To be issued an open work permit, you must meet the following requirements: have applied under the Spousal/Common-Law Partner Sponsorship Immigration Program; reside at the same address as the sponsor (spouse/common-law partner); have a valid temporary resident status (as a visitor, student, or worker); and
Fulfill all eligibility requirements for spousal or common-law partner sponsorship. Your spouse must meet all eligibility requirements for spousal or common-law partner sponsorship.
Fiance Visa Canada
A fiancé relationship does not automatically qualify you for sponsorship. Many couples in similar situations are already qualified for Canadian immigration under another category, such as common-law partner sponsorship.
Couples who are engaged, betrothed, or affianced to be married but are not deemed common-law under Canadian immigration law may have to wait until they are married to be eligible for Canadian spousal sponsorship.
Changes to Spouse Immigration in Canada in 2022
The Canadian Liberal government has announced several significant reforms to the family sponsorship immigration process.
Changes in Spousal Sponsorship:
- Processing times are shorter.
- One application is required for all applicants, whether in or outside Canada.
- Relationship questionnaire simplified (fewer questions)
- An initial medical examination is no longer necessary.
- Only police certificates from your present country of residence and the nation where you spent most of your adult life are now necessary (if different than the current country).
- Online, you may get real-time information on your Spouse Visa Canada application.
- These reforms make it easier than ever to sponsor a spouse to come to Canada. Still, they do not affect married does not affect fundamental regulatory or statutory family sponsorship requirements.
Although it is now feasible to sponsor a husband or wife to come to Canada more quickly than ever before, candidates must still show Immigration Canada that all Canadian permanent residency sponsorship conditions have been met.
The forms needed to sponsor a spouse for immigration to Canada have also changed, so don’t rely on an out-of-date document checklist.

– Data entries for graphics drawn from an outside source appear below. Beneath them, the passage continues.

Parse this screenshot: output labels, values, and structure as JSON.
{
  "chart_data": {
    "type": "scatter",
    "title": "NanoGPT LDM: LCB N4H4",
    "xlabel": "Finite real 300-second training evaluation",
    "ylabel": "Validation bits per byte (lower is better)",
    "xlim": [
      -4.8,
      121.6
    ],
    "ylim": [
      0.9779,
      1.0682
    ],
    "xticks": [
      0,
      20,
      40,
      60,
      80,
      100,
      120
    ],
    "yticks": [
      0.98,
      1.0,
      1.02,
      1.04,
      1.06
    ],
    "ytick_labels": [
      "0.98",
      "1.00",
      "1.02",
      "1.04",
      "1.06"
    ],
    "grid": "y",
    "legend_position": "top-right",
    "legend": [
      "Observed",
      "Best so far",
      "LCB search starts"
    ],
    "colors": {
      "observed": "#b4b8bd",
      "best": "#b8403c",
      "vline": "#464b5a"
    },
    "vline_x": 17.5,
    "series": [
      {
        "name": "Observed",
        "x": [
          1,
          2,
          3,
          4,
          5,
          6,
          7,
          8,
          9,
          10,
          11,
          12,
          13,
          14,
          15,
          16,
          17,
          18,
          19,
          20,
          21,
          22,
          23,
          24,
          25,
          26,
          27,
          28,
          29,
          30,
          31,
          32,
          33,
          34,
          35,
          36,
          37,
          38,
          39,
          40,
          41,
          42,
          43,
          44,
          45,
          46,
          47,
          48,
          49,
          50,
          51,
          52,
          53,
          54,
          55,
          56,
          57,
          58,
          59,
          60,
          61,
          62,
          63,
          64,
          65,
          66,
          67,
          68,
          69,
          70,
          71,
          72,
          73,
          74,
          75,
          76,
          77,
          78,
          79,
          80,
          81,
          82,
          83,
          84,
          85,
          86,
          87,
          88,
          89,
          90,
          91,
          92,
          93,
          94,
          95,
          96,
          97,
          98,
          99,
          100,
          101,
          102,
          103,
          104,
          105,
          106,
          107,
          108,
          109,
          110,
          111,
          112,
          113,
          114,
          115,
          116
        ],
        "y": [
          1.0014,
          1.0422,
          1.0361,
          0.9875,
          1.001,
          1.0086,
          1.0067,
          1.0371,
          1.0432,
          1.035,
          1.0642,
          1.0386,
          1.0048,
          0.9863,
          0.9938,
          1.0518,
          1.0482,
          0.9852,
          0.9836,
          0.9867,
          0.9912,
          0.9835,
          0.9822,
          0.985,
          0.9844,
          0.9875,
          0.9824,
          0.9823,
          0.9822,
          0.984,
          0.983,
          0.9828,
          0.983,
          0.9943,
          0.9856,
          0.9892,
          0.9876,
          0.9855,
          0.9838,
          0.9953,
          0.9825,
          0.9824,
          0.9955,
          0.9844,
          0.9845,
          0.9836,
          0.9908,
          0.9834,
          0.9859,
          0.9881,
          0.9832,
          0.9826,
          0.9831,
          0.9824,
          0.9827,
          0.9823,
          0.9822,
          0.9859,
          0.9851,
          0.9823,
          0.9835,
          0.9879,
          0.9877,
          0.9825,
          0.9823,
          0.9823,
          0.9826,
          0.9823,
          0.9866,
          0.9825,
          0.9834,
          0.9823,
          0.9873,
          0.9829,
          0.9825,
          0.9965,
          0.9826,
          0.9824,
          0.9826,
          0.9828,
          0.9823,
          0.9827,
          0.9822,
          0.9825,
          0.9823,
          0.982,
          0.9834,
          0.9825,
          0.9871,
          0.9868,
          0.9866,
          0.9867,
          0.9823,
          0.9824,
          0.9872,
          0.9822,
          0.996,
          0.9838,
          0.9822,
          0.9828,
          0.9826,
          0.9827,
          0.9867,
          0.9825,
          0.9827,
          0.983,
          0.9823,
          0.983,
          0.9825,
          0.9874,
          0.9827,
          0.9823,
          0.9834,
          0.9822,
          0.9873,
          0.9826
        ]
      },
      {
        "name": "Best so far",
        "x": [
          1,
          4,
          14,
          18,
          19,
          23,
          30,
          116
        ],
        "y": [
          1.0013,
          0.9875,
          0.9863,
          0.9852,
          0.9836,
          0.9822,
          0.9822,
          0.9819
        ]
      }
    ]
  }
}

As part of its commitment to family reunification, the Government of Canada is now granting more Canadian sponsorship applications, in addition to reduced processing timeframes.
Immigration Canada has raised the number of designated seats for sponsored immigrants to lessen the backlog of spousal sponsorship files. The Canadian government has also allocated an additional $25 million to facilitate faster and more predictable implementation.
Sponsoring your spouse, common-law partner, or conjugal partner is a possibility. A common-law partnership in Canada denotes that a couple has lived together in a conjugal relationship for at least one year.
Applicants must demonstrate that they have cohabitated in a de jure partnership for the same amount of time before their application is accepted.